BROOKSVILLE, Fla. -- The Southwest Florida Water Management District, headquartered in Brooksville, found that rough estimates on water usage by its large irrigation users just weren't adequate. Instead, accurate data was needed to monitor water supplies and ensure that water from underground aquifers was not overdrawn.
Florida is divided into five water management districts that manage water resources and environmental concerns in their respective geographical area. Some of the largest water users in the Southwest district are from the agricultural industry. Like most of the inland areas of Florida, the Southwest region is heavily planted in citrus and row crops, with tomatoes being the largest cash crop. The other row crops, like strawberries, peppers, squash, cabbage, and potatoes, also need large amounts of water to thrive.

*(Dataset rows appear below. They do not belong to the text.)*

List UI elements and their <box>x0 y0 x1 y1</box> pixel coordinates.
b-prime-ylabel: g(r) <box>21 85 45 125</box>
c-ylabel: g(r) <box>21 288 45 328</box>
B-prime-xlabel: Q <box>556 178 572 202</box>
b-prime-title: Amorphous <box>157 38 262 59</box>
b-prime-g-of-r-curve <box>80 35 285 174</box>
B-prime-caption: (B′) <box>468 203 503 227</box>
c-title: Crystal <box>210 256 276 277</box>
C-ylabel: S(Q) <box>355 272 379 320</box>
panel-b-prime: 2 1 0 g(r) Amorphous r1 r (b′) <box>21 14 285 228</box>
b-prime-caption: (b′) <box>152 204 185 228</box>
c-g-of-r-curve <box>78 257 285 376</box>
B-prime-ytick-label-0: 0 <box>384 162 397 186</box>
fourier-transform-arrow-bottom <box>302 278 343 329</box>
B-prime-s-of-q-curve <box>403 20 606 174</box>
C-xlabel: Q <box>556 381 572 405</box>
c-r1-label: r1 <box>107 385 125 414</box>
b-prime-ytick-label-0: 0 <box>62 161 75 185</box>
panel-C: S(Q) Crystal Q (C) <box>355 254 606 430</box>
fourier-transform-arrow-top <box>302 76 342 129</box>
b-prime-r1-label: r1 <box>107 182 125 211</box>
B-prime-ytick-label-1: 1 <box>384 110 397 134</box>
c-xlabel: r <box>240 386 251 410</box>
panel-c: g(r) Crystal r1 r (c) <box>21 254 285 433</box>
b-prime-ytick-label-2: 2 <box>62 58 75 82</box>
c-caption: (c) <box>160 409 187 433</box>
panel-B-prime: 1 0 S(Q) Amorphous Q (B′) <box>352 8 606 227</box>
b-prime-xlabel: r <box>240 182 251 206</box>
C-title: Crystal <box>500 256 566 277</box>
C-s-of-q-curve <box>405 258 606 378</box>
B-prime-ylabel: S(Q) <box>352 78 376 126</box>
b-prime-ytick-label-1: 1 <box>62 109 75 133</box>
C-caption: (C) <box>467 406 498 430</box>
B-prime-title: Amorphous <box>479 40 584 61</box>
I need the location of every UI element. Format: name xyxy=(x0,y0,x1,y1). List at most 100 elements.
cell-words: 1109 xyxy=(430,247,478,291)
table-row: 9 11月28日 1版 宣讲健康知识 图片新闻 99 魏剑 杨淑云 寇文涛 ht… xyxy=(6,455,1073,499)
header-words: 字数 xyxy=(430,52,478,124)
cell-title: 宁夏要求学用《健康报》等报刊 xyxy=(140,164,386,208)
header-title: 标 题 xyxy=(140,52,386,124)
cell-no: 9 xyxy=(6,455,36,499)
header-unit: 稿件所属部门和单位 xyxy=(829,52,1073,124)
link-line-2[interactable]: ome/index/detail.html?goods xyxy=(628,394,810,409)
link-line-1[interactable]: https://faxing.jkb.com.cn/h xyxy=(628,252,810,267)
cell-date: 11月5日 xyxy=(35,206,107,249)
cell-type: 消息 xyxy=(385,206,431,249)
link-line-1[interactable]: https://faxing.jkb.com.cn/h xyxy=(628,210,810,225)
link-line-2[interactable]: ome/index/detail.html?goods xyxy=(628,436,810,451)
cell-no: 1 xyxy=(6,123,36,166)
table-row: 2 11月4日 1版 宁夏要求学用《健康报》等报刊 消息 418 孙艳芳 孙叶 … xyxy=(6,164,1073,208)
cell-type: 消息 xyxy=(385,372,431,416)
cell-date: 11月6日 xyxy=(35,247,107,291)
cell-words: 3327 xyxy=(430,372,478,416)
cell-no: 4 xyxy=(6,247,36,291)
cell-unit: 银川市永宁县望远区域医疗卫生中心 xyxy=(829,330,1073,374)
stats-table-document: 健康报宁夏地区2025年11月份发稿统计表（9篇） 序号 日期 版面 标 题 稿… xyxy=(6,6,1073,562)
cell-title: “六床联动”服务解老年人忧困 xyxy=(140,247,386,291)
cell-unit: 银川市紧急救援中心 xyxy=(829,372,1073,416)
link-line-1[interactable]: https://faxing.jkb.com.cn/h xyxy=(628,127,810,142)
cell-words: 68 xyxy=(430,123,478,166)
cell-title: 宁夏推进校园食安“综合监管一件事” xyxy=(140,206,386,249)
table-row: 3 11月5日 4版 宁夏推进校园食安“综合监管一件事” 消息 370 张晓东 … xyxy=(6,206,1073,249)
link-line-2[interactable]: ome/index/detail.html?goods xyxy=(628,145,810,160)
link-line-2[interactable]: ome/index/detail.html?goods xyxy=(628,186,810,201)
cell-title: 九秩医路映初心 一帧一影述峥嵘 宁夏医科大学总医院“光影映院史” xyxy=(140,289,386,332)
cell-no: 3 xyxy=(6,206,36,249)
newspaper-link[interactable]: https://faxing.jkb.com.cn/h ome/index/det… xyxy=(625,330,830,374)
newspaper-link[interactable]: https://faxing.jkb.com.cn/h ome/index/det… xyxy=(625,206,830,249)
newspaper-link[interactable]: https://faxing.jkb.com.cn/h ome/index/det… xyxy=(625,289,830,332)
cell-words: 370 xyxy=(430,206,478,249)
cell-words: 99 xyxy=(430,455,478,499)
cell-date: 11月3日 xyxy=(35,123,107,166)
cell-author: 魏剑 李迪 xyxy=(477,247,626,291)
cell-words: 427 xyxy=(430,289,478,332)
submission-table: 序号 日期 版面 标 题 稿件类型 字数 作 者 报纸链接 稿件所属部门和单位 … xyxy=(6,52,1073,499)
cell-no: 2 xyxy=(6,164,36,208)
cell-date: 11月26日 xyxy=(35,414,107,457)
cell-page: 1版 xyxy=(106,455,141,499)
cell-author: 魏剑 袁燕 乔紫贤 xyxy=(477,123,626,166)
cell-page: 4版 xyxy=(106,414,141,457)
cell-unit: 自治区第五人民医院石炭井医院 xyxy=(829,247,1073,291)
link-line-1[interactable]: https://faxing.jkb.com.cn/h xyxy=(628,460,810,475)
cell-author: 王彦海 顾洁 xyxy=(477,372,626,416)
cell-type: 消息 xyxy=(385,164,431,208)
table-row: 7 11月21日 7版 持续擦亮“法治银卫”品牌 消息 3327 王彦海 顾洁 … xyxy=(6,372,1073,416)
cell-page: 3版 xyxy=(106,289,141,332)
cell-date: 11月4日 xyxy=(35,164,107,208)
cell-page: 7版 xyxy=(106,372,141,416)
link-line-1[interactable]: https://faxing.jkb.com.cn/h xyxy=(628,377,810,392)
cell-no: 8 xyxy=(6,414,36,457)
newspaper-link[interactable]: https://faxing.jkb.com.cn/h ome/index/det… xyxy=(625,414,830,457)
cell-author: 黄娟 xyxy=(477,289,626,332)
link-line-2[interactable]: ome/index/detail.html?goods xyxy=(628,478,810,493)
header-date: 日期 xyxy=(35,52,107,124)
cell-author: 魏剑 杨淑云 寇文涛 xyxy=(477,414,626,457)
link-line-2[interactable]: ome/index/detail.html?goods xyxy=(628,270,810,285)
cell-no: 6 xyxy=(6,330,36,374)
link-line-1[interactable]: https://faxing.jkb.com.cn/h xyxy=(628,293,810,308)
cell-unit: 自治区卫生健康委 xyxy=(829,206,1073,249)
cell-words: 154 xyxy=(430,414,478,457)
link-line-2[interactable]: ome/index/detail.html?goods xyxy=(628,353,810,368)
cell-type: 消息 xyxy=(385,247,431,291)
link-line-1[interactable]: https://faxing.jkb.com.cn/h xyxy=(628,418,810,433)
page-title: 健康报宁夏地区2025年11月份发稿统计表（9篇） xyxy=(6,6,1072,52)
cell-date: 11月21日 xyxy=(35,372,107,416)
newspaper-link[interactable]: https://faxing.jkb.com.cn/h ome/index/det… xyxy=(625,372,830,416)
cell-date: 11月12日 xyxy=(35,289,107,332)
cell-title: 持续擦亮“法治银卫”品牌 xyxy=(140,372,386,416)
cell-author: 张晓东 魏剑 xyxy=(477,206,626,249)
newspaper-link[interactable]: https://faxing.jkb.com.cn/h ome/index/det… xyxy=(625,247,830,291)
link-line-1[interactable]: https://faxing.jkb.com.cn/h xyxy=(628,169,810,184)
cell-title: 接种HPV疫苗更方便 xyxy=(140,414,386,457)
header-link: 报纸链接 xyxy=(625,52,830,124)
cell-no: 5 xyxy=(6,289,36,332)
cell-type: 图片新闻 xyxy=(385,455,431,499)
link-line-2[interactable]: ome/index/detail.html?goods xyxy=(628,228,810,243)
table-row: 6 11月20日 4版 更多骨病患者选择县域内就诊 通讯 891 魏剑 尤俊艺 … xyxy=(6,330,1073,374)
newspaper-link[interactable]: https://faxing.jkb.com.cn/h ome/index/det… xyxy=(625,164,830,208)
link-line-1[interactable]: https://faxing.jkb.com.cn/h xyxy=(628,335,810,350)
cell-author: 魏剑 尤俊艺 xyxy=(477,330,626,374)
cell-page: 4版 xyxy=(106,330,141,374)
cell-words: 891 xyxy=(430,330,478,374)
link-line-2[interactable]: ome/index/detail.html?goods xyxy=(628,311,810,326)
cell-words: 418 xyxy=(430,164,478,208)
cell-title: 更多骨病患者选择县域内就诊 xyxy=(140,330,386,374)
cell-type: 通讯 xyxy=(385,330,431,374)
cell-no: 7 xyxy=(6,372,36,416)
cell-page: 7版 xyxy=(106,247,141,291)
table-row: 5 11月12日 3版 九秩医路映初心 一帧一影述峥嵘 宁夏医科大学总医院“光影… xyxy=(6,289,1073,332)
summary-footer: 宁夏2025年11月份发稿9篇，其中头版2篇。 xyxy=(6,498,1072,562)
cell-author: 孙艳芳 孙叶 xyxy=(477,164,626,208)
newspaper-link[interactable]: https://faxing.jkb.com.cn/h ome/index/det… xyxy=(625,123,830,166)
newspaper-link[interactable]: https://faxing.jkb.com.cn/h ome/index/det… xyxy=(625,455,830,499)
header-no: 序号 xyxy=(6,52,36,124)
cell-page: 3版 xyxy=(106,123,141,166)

The Southwest Florida Water Management District's main function is to issue permits for the use of groundwater and surface water and to monitor water use. In addition, the districts perform flood control, and coordinate with the Florida Dept. of Environmental Protection to deal with water-related environmental issues.
"A big portion of our job is to manage the existing water resources in our district, to do analysis to determine that we are not overusing the resource, and to make sure that water is equally distributed," said Scott McGookey, Staff Water Conservation Analyst for the district. "We look at the available resources, where farmers want to drill the well, water quality in the area, and the impacts that might occur because of that use."
Within the district there are "water use caution areas" where in the past it was possible to draw too much water from underground water supplies. Some of the lakes and streams were also stressed, therefore it was extremely imperative to start sophisticated water use monitoring. Inaccurate estimates based on permitted quantities were no longer acceptable.
In response, the district's governing board authorized the expenditure of funds to meter large agricultural users as a way to monitor usage. Under a plan called the Agricultural Metering Program, the district identified all of the users permitted for over 500,000 gallons per day. Since the pumping data was of absolute importance to the district, they decided to purchase meters for the farmers and to install them.
When the Water Management District finally decided to initiate the installation of water flow meters, they put out a bid to find the best meters at the most competitive cost. They decided that Water Specialties' meters met the District's requirements at the lowest cost.
Water Specialties, of Porterville, Calif., has been in business for over 25 years manufacturing and marketing water flow meters and other water measurement transmitters and controls for a variety of applications including irrigation, water treatment, water production, and wastewater.
The district decided to purchase 1,241 meters. They were then installed on 1,232 water withdrawal points( two meters on some locations), with 98 percent of them used for groundwater monitoring.
"Our hydrologists and engineers can now analyze and model the information that the meters deliver to us," McGookey said. "For example, we have monitoring wells and existing user wells in the area. We look at static levels and keep monthly information. We also require some users to send us water quality sample data to monitor saltwater intrusion, and to see if lesser quality water enters our good zones." We then compile that information and track the condition of the aquifers and the different zones."
"Metering has provided us with a massive amount of information that we needed to input into our groundwater models and to more accurately estimate how much water is being used and where it is used the most
"We can now pay close attention to water use "caution areas" that may have a problem, so that we do not over stress the groundwater resource," McGookey said. "In these areas, we've stopped issuing new permits, and existing users have cut back on water use."